Chemnitzer „Bazillenröhre“: Ein jahrzehntelanger Bürgerwunsch geht in Erfüllung

Da war langer Atem nötig: Im Rahmen des KOSMOS 2022 feierte der Sonnenberg die nach vielen Jahren endlich sanierte “Bazillenröhre” mit musikalischer Begleitung von Eckehard Erben 🎻 , vielen persönlichen Anekdoten und Baklava in Röhrenform.

Unser ehemaliger Stadtrat Günter Pfeil würde sich freuen. Er hat sich schon 2003 dafür stark gemacht, den heruntergekommenen Bahnhofstunnel zwischen Sonnenberg und Innenstadt wieder in einen akzeptablen Zustand zu versetzen. Wir haben damals den Staffelstab von ihm übernommen und ab 2004 gemeinsam mit der damaligen Baubürgermeisterin Petra Wesseler immer wieder auf Beleuchtung und Sanierung gedrängt. Dem beharrlichen Druck von aktiven Menschen vom Sonnenberg und engagierten Stadträtinnen und Stadträten wie zum Beispiel Katharina Weyandt ist es zu verdanken, dass der einst so gruselige Fußgängertunnel unter dem Hauptbahnhof zwischen Sonnenberg und Innenstadt erhalten und nun endlich ordentlich saniert wurde.

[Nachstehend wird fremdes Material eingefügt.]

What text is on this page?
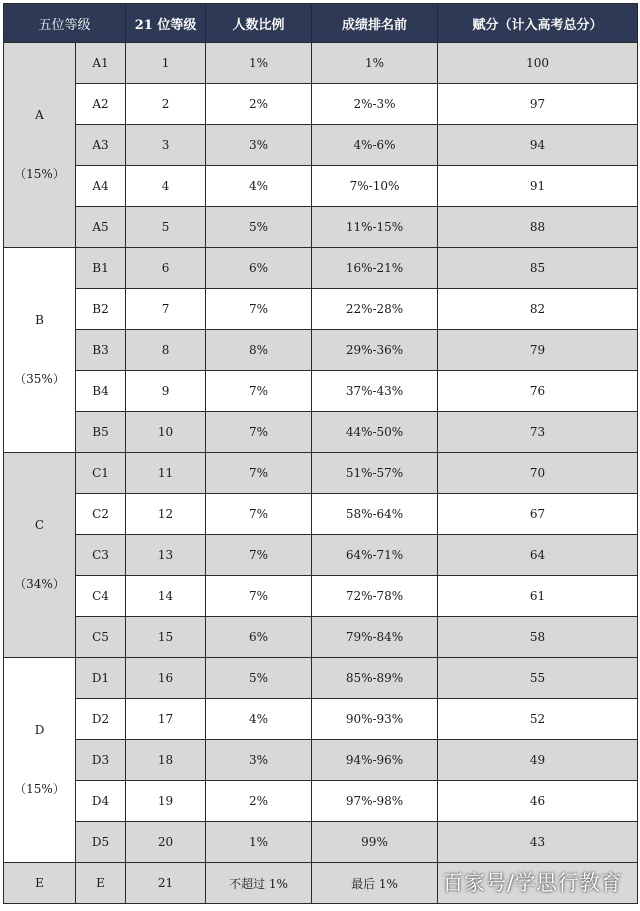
五位等级		21 位等级	人数比例	成绩排名前	赋分（计入高考总分）

A
（15%）	A1	1	1%	1%	100
	A2	2	2%	2%-3%	97
	A3	3	3%	4%-6%	94
	A4	4	4%	7%-10%	91
	A5	5	5%	11%-15%	88

B
（35%）	B1	6	6%	16%-21%	85
	B2	7	7%	22%-28%	82
	B3	8	8%	29%-36%	79
	B4	9	7%	37%-43%	76
	B5	10	7%	44%-50%	73

C
（34%）	C1	11	7%	51%-57%	70
	C2	12	7%	58%-64%	67
	C3	13	7%	64%-71%	64
	C4	14	7%	72%-78%	61
	C5	15	6%	79%-84%	58

D
（15%）	D1	16	5%	85%-89%	55
	D2	17	4%	90%-93%	52
	D3	18	3%	94%-96%	49
	D4	19	2%	97%-98%	46
	D5	20	1%	99%	43
E	E	21	不超过 1%	最后 1%	百家号/学思行教育
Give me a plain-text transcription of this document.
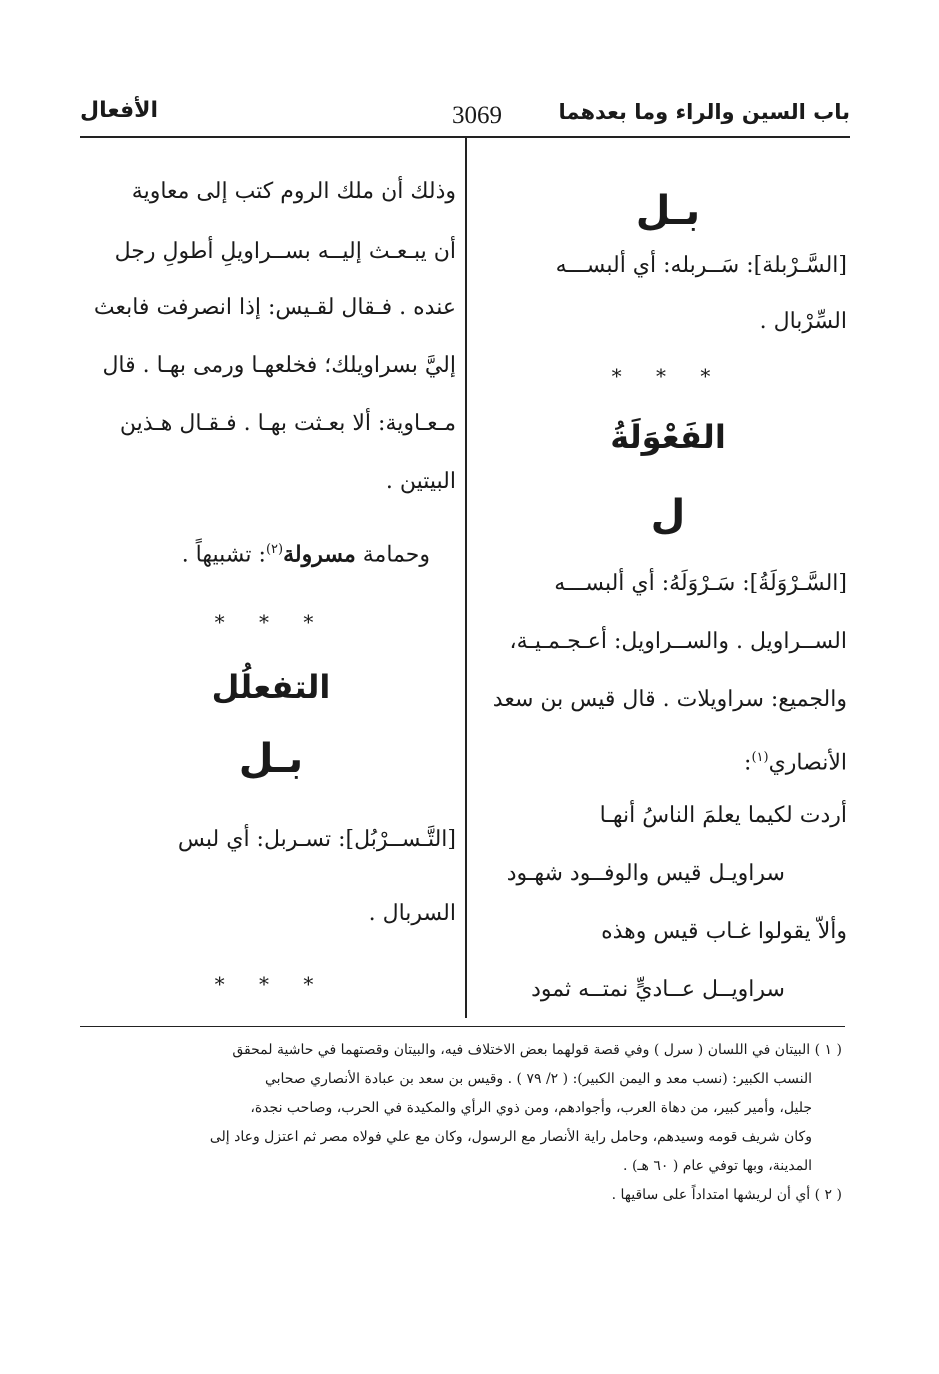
باب السين والراء وما بعدهما
3069
الأفعال
بـل
[السَّـرْبلة]: سَــربله: أي ألبســـه
السِّرْبال .
* * *
الفَعْوَلَةُ
ل
[السَّـرْوَلَةُ]: سَـرْوَلَهُ: أي ألبســـه
الســراويل . والســراويل: أعـجـمـيـة،
والجميع: سراويلات . قال قيس بن سعد
الأنصاري$^{(١)}$:
أردت لكيما يعلمَ الناسُ أنهـا
سراويـل قيس والوفــود شهـود
وألاّ يقولوا غـاب قيس وهذه
سراويــل عــاديٍّ نمتــه ثمود
وذلك أن ملك الروم كتب إلى معاوية
أن يبـعـث إليــه بســراويلِ أطولِ رجل
عنده . فـقال لقـيس: إذا انصرفت فابعث
إليَّ بسراويلك؛ فخلعهـا ورمى بهـا . قال
مـعـاوية: ألا بعـثت بهـا . فـقـال هـذين
البيتين .
وحمامة مسرولة$^{(٢)}$: تشبيهاً .
* * *
التفعلُل
بـل
[التَّـســرْبُل]: تسـربل: أي لبس
السربال .
* * *
( ١ ) البيتان في اللسان ( سرل ) وفي قصة قولهما بعض الاختلاف فيه، والبيتان وقصتهما في حاشية لمحقق
النسب الكبير: (نسب معد و اليمن الكبير): ( ٢/ ٧٩ ) . وقيس بن سعد بن عبادة الأنصاري صحابي
جليل، وأمير كبير، من دهاة العرب، وأجوادهم، ومن ذوي الرأي والمكيدة في الحرب، وصاحب نجدة،
وكان شريف قومه وسيدهم، وحامل راية الأنصار مع الرسول، وكان مع علي فولاه مصر ثم اعتزل وعاد إلى
المدينة، وبها توفي عام ( ٦٠ هـ) .
( ٢ ) أي أن لريشها امتداداً على ساقيها .
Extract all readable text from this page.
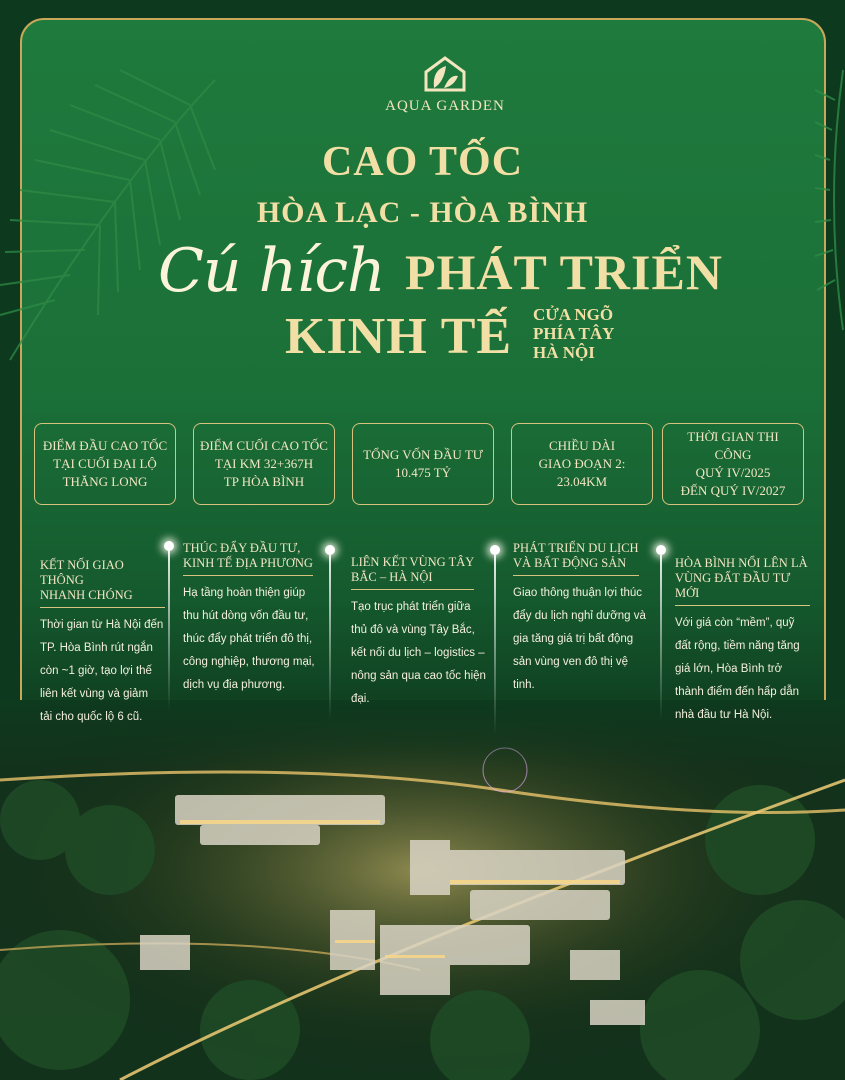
AQUA GARDEN
CAO TỐC
HÒA LẠC - HÒA BÌNH
Cú hích PHÁT TRIỂN
KINH TẾ CỬA NGÕ
PHÍA TÂY
HÀ NỘI
ĐIỂM ĐẦU CAO TỐC
TẠI CUỐI ĐẠI LỘ
THĂNG LONG
ĐIỂM CUỐI CAO TỐC
TẠI KM 32+367H
TP HÒA BÌNH
TỔNG VỐN ĐẦU TƯ
10.475 TỶ
CHIỀU DÀI
GIAO ĐOẠN 2: 23.04KM
THỜI GIAN THI CÔNG
QUÝ IV/2025
ĐẾN QUÝ IV/2027
KẾT NỐI GIAO THÔNG
NHANH CHÓNG
Thời gian từ Hà Nội đến
TP. Hòa Bình rút ngắn
còn ~1 giờ, tạo lợi thế
liên kết vùng và giảm
tải cho quốc lộ 6 cũ.
THÚC ĐẨY ĐẦU TƯ,
KINH TẾ ĐỊA PHƯƠNG
Hạ tầng hoàn thiện giúp
thu hút dòng vốn đầu tư,
thúc đẩy phát triển đô thị,
công nghiệp, thương mại,
dịch vụ địa phương.
LIÊN KẾT VÙNG TÂY
BẮC – HÀ NỘI
Tạo trục phát triển giữa
thủ đô và vùng Tây Bắc,
kết nối du lịch – logistics –
nông sản qua cao tốc hiện
đại.
PHÁT TRIỂN DU LỊCH
VÀ BẤT ĐỘNG SẢN
Giao thông thuận lợi thúc
đẩy du lịch nghỉ dưỡng và
gia tăng giá trị bất động
sản vùng ven đô thị vệ
tinh.
HÒA BÌNH NỔI LÊN LÀ
VÙNG ĐẤT ĐẦU TƯ MỚI
Với giá còn “mềm”, quỹ
đất rộng, tiềm năng tăng
giá lớn, Hòa Bình trở
thành điểm đến hấp dẫn
nhà đầu tư Hà Nội.
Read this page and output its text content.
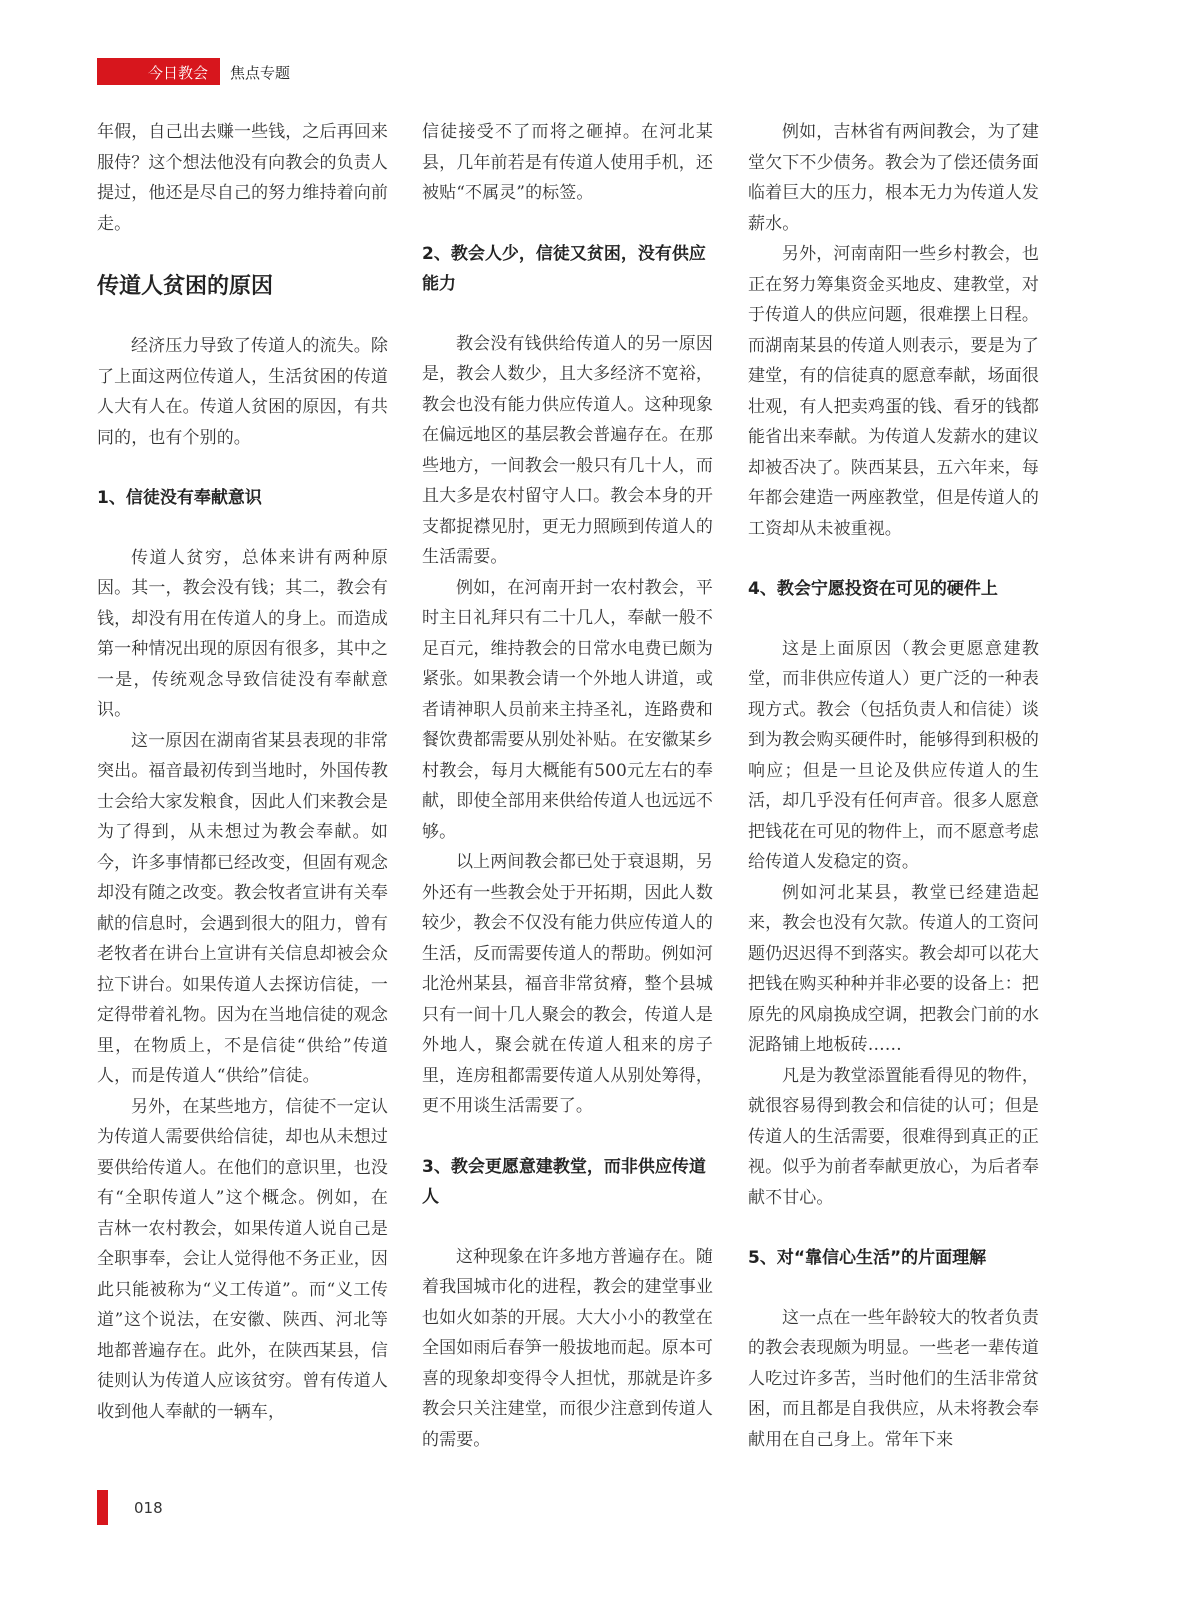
今日教会 焦点专题

年假，自己出去赚一些钱，之后再回来服侍？这个想法他没有向教会的负责人提过，他还是尽自己的努力维持着向前走。

传道人贫困的原因

经济压力导致了传道人的流失。除了上面这两位传道人，生活贫困的传道人大有人在。传道人贫困的原因，有共同的，也有个别的。

1、信徒没有奉献意识

传道人贫穷，总体来讲有两种原因。其一，教会没有钱；其二，教会有钱，却没有用在传道人的身上。而造成第一种情况出现的原因有很多，其中之一是，传统观念导致信徒没有奉献意识。

这一原因在湖南省某县表现的非常突出。福音最初传到当地时，外国传教士会给大家发粮食，因此人们来教会是为了得到，从未想过为教会奉献。如今，许多事情都已经改变，但固有观念却没有随之改变。教会牧者宣讲有关奉献的信息时，会遇到很大的阻力，曾有老牧者在讲台上宣讲有关信息却被会众拉下讲台。如果传道人去探访信徒，一定得带着礼物。因为在当地信徒的观念里，在物质上，不是信徒“供给”传道人，而是传道人“供给”信徒。

另外，在某些地方，信徒不一定认为传道人需要供给信徒，却也从未想过要供给传道人。在他们的意识里，也没有“全职传道人”这个概念。例如，在吉林一农村教会，如果传道人说自己是全职事奉，会让人觉得他不务正业，因此只能被称为“义工传道”。而“义工传道”这个说法，在安徽、陕西、河北等地都普遍存在。此外，在陕西某县，信徒则认为传道人应该贫穷。曾有传道人收到他人奉献的一辆车，

信徒接受不了而将之砸掉。在河北某县，几年前若是有传道人使用手机，还被贴“不属灵”的标签。

2、教会人少，信徒又贫困，没有供应能力

教会没有钱供给传道人的另一原因是，教会人数少，且大多经济不宽裕，教会也没有能力供应传道人。这种现象在偏远地区的基层教会普遍存在。在那些地方，一间教会一般只有几十人，而且大多是农村留守人口。教会本身的开支都捉襟见肘，更无力照顾到传道人的生活需要。

例如，在河南开封一农村教会，平时主日礼拜只有二十几人，奉献一般不足百元，维持教会的日常水电费已颇为紧张。如果教会请一个外地人讲道，或者请神职人员前来主持圣礼，连路费和餐饮费都需要从别处补贴。在安徽某乡村教会，每月大概能有500元左右的奉献，即使全部用来供给传道人也远远不够。

以上两间教会都已处于衰退期，另外还有一些教会处于开拓期，因此人数较少，教会不仅没有能力供应传道人的生活，反而需要传道人的帮助。例如河北沧州某县，福音非常贫瘠，整个县城只有一间十几人聚会的教会，传道人是外地人，聚会就在传道人租来的房子里，连房租都需要传道人从别处筹得，更不用谈生活需要了。

3、教会更愿意建教堂，而非供应传道人

这种现象在许多地方普遍存在。随着我国城市化的进程，教会的建堂事业也如火如荼的开展。大大小小的教堂在全国如雨后春笋一般拔地而起。原本可喜的现象却变得令人担忧，那就是许多教会只关注建堂，而很少注意到传道人的需要。

例如，吉林省有两间教会，为了建堂欠下不少债务。教会为了偿还债务面临着巨大的压力，根本无力为传道人发薪水。

另外，河南南阳一些乡村教会，也正在努力筹集资金买地皮、建教堂，对于传道人的供应问题，很难摆上日程。而湖南某县的传道人则表示，要是为了建堂，有的信徒真的愿意奉献，场面很壮观，有人把卖鸡蛋的钱、看牙的钱都能省出来奉献。为传道人发薪水的建议却被否决了。陕西某县，五六年来，每年都会建造一两座教堂，但是传道人的工资却从未被重视。

4、教会宁愿投资在可见的硬件上

这是上面原因（教会更愿意建教堂，而非供应传道人）更广泛的一种表现方式。教会（包括负责人和信徒）谈到为教会购买硬件时，能够得到积极的响应；但是一旦论及供应传道人的生活，却几乎没有任何声音。很多人愿意把钱花在可见的物件上，而不愿意考虑给传道人发稳定的资。

例如河北某县，教堂已经建造起来，教会也没有欠款。传道人的工资问题仍迟迟得不到落实。教会却可以花大把钱在购买种种并非必要的设备上：把原先的风扇换成空调，把教会门前的水泥路铺上地板砖……

凡是为教堂添置能看得见的物件，就很容易得到教会和信徒的认可；但是传道人的生活需要，很难得到真正的正视。似乎为前者奉献更放心，为后者奉献不甘心。

5、对“靠信心生活”的片面理解

这一点在一些年龄较大的牧者负责的教会表现颇为明显。一些老一辈传道人吃过许多苦，当时他们的生活非常贫困，而且都是自我供应，从未将教会奉献用在自己身上。常年下来

018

2015 wurde dafür der Entwurf der Künstlerin Anke Neumann in einem öffentlichen Workshop mit Baubürgermeister Michael Stötzer beschlossen. Thomas Altenkirch hat Buchstaben nach Anke Neumanns Vorlage angefertigt. Von ihm stammt auch die handwerkliche Arbeit der Schrift “Zuhause” auf dem Brühl. Im Durchgang steht nun in 1,4 m hohen Lettern: „Ich wär’ gern weniger wie ich, ein bisschen mehr so wie du“, eine Liedzeile aus dem Song „Wie ich“ der Chemnitzer Band Kraftklub, die auch schon in der Bazillenröhre drehten.

Der Gruselgang hat es über die Jahrzehnte zu überregionaler Berühmtheit gebracht. Auch ohne Schmutz & Schmuddel wird sich die „charmante“ Bezeichnung „Bazillenröhre“ wohl nicht mehr tilgen lassen. Warum auch – es bleibt ein authentisches Stück Chemnitz.